Naively thinking that, perhaps, the problem with my presentation was that the project concept was just too boring for these creative people, I considered spicing things up by suggesting a very novel form of high-tech architecture which had never been explored before and which would present an interesting engineering and design challenge. Certainly, this would do well to enhance the entertainment value of the project journal since the Internet's technophilic audience is instinctively drawn to things with a high-tech angle. I began describing my project as an 'Eco-Tech' project intended to demonstrate the latest in sustainable technology. This phrase is well known to Europeans but it seemed to leave these American architects confused. Imagine my surprise when even Phil Hawes, the designer of the Biosphere II complex, had no idea what that term meant even though it was his work that served as one of the key inspirations for the Eco-Tech design movement! (ironically, today he seems quite proud of the Biosphere but when I contacted him he -like many other people involved with that project- seemed embarrassed by it and had become completely dedicated to the low-tech earth based architecture that has become the orthodox approach to sustainable design in the US. He declared quite sternly that he would NEVER again consider building a structure using space frame systems)


Cable City - Megastructures

Over time my search for an interesting concept with which to 'sell' this project coalesced around the recollection of an image in an old book from the 1960s called "Megastructures" which documented the brief Megastructure design movement from that period. It was a picture of a city structure called Cable City which was based on the idea of using a web of tension cables strung across a canyon as the superstructure for a city built of modular retrofit structures. This image inspired the idea of a home built in a similar fashion and thus emerged a concept I dubbed the Dream Catcher.

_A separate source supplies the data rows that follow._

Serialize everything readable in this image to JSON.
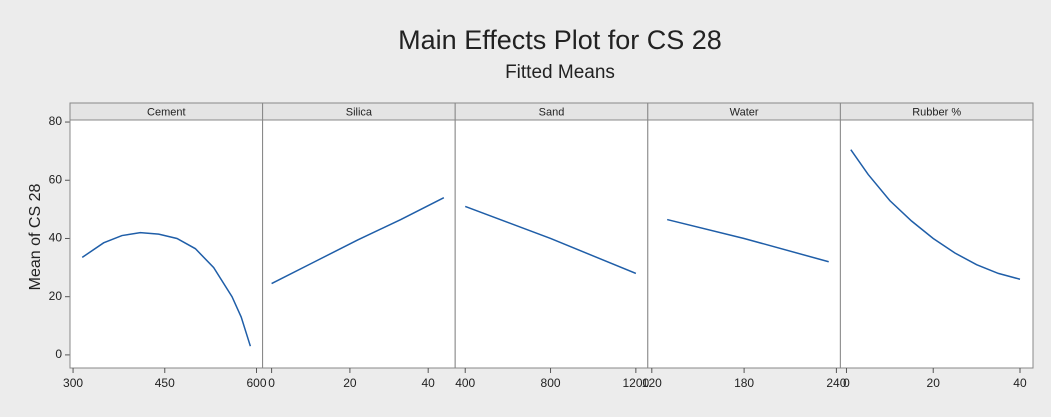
{
  "chart_data": {
    "type": "line",
    "title": "Main Effects Plot for CS 28",
    "subtitle": "Fitted Means",
    "y_label": "Mean of CS 28",
    "color": "#1f5ea8",
    "ylim": [
      -4.5,
      80.7
    ],
    "yticks": [
      0,
      20,
      40,
      60,
      80
    ],
    "panels": [
      {
        "name": "Cement",
        "x": [
          315,
          350,
          380,
          410,
          440,
          470,
          500,
          530,
          560,
          575,
          590
        ],
        "values": [
          33.5,
          38.5,
          41,
          42,
          41.5,
          40,
          36.5,
          30,
          20,
          13,
          3
        ],
        "xlim": [
          295,
          610
        ],
        "xticks": [
          300,
          450,
          600
        ]
      },
      {
        "name": "Silica",
        "x": [
          0,
          11,
          22,
          33,
          44
        ],
        "values": [
          24.5,
          32,
          39.5,
          46.5,
          54
        ],
        "xlim": [
          -2.3,
          46.9
        ],
        "xticks": [
          0,
          20,
          40
        ]
      },
      {
        "name": "Sand",
        "x": [
          400,
          600,
          800,
          1000,
          1200
        ],
        "values": [
          51,
          45.5,
          40,
          34,
          28
        ],
        "xlim": [
          353,
          1256
        ],
        "xticks": [
          400,
          800,
          1200
        ]
      },
      {
        "name": "Water",
        "x": [
          130,
          180,
          235
        ],
        "values": [
          46.5,
          40,
          32
        ],
        "xlim": [
          117.4,
          242.6
        ],
        "xticks": [
          120,
          180,
          240
        ]
      },
      {
        "name": "Rubber %",
        "x": [
          1,
          5,
          10,
          15,
          20,
          25,
          30,
          35,
          40
        ],
        "values": [
          70.5,
          62,
          53,
          46,
          40,
          35,
          31,
          28,
          26
        ],
        "xlim": [
          -1.4,
          43
        ],
        "xticks": [
          0,
          20,
          40
        ]
      }
    ]
  }
}
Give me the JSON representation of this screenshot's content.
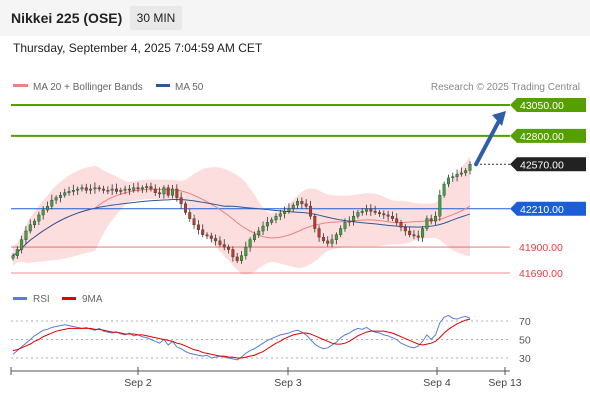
{
  "header": {
    "title": "Nikkei 225 (OSE)",
    "timeframe": "30 MIN",
    "datetime": "Thursday, September 4, 2025 7:04:59 AM CET"
  },
  "legend": {
    "bollinger": "MA 20 + Bollinger Bands",
    "ma50": "MA 50",
    "bollinger_color": "#f08080",
    "ma50_color": "#2a5a9a"
  },
  "credit": "Research © 2025 Trading Central",
  "rsi_legend": {
    "rsi": "RSI",
    "ma": "9MA",
    "rsi_color": "#5b7bd6",
    "ma_color": "#e00000"
  },
  "chart_data": {
    "type": "candlestick",
    "x_labels": [
      "Sep 2",
      "Sep 3",
      "Sep 4",
      "Sep 13"
    ],
    "y_range": [
      41580,
      43150
    ],
    "levels": [
      {
        "value": 43050,
        "label": "43050.00",
        "color": "#55a000",
        "style": "resistance"
      },
      {
        "value": 42800,
        "label": "42800.00",
        "color": "#55a000",
        "style": "resistance"
      },
      {
        "value": 42570,
        "label": "42570.00",
        "color": "#222222",
        "style": "last"
      },
      {
        "value": 42210,
        "label": "42210.00",
        "color": "#1a5fd8",
        "style": "pivot"
      },
      {
        "value": 41900,
        "label": "41900.00",
        "color": "#e04040",
        "style": "support"
      },
      {
        "value": 41690,
        "label": "41690.00",
        "color": "#e04040",
        "style": "support"
      }
    ],
    "closes": [
      41830,
      41880,
      41960,
      42030,
      42080,
      42110,
      42160,
      42200,
      42230,
      42280,
      42300,
      42320,
      42340,
      42350,
      42360,
      42370,
      42380,
      42360,
      42370,
      42380,
      42370,
      42360,
      42360,
      42370,
      42350,
      42360,
      42370,
      42360,
      42380,
      42370,
      42380,
      42390,
      42370,
      42340,
      42330,
      42380,
      42320,
      42370,
      42300,
      42250,
      42180,
      42130,
      42080,
      42040,
      42000,
      41990,
      41970,
      41950,
      41920,
      41900,
      41880,
      41820,
      41790,
      41830,
      41900,
      41960,
      42000,
      42030,
      42070,
      42100,
      42120,
      42150,
      42170,
      42190,
      42210,
      42240,
      42270,
      42250,
      42230,
      42150,
      42050,
      41980,
      41950,
      41930,
      41960,
      42000,
      42050,
      42100,
      42110,
      42150,
      42180,
      42190,
      42210,
      42190,
      42180,
      42170,
      42160,
      42150,
      42130,
      42100,
      42060,
      42030,
      42000,
      41990,
      41980,
      42050,
      42130,
      42110,
      42150,
      42320,
      42410,
      42460,
      42470,
      42490,
      42500,
      42520,
      42570
    ],
    "rsi": {
      "levels": [
        70,
        50,
        30
      ],
      "values": [
        34,
        38,
        42,
        46,
        50,
        54,
        57,
        60,
        61,
        63,
        64,
        65,
        66,
        65,
        64,
        63,
        62,
        63,
        61,
        60,
        62,
        59,
        58,
        57,
        58,
        56,
        55,
        57,
        54,
        55,
        53,
        52,
        50,
        48,
        46,
        50,
        44,
        48,
        42,
        40,
        37,
        35,
        34,
        33,
        32,
        33,
        30,
        31,
        32,
        31,
        30,
        29,
        28,
        31,
        35,
        38,
        40,
        43,
        46,
        49,
        51,
        53,
        55,
        56,
        57,
        59,
        60,
        58,
        55,
        50,
        45,
        42,
        40,
        41,
        44,
        47,
        52,
        55,
        57,
        60,
        62,
        61,
        63,
        60,
        58,
        57,
        55,
        54,
        52,
        50,
        46,
        44,
        42,
        41,
        43,
        48,
        55,
        50,
        55,
        68,
        74,
        76,
        73,
        72,
        74,
        75,
        73
      ],
      "ma": [
        38,
        39,
        41,
        43,
        45,
        48,
        50,
        53,
        55,
        57,
        59,
        60,
        61,
        62,
        62,
        62,
        62,
        62,
        62,
        61,
        61,
        60,
        59,
        58,
        58,
        57,
        56,
        56,
        56,
        55,
        55,
        54,
        53,
        52,
        51,
        50,
        49,
        48,
        46,
        45,
        43,
        41,
        39,
        38,
        36,
        35,
        34,
        33,
        32,
        32,
        31,
        31,
        30,
        30,
        31,
        32,
        33,
        35,
        37,
        40,
        43,
        46,
        48,
        51,
        53,
        55,
        56,
        57,
        57,
        56,
        54,
        52,
        50,
        48,
        46,
        45,
        45,
        46,
        48,
        51,
        54,
        56,
        58,
        59,
        59,
        59,
        59,
        58,
        57,
        55,
        53,
        51,
        49,
        47,
        45,
        44,
        45,
        46,
        48,
        52,
        57,
        61,
        64,
        67,
        69,
        71,
        72
      ]
    }
  }
}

Dream Catcher would exploit the synergy between the found architecture of a natural rock form and the saddle polyhedral geometry which would emerge from tensioning a grid of steel cables between the rock face and the ground in the same manner as a spider's web nestled in the corner of a room. The cable grid serves as a kind of space frame serving as a mullion system for an enclosure 'skin' of silicone jointed planar glass and ceramic plates. It also serves as support for a system of suspended mezzanine platforms made with tensegrity trusses and room 'pods', each dedicated to a specific room task and varying in elevation. Lighting fixtures and other functional elements in the home would likewise be suspended within or from this cable matrix creating the effect of a home fashioned in the manner of a string sculpture or a native American dream catcher charm, hence the name of the design concept. I imagined similar structures being used to host other external elements of the home; exterior decking, walkways, a electric and thermal solar panel arrays, wind turbines, and more. Right away I realized that the most challenging aspect of this concept would be the crafting of the exterior skin panels which, most certainly, would demand the use of CAD/CAM technology. This, of course, would put the project well beyond the ideal of a aminstream form of non-toxic housing. But the point here was to devise something challenging enough to attract a lot of attention.

Unfortunately, this novel idea did nothing to make my project more appealing to the architects who were apparently far more concerned with who I was and my social status than anything I was trying to do. After several years of this rejection I was forced to abandon the web sponsored home project concept altogether, the collapse of the dot-com business sector destroying all possible credibility for anything based on a web site.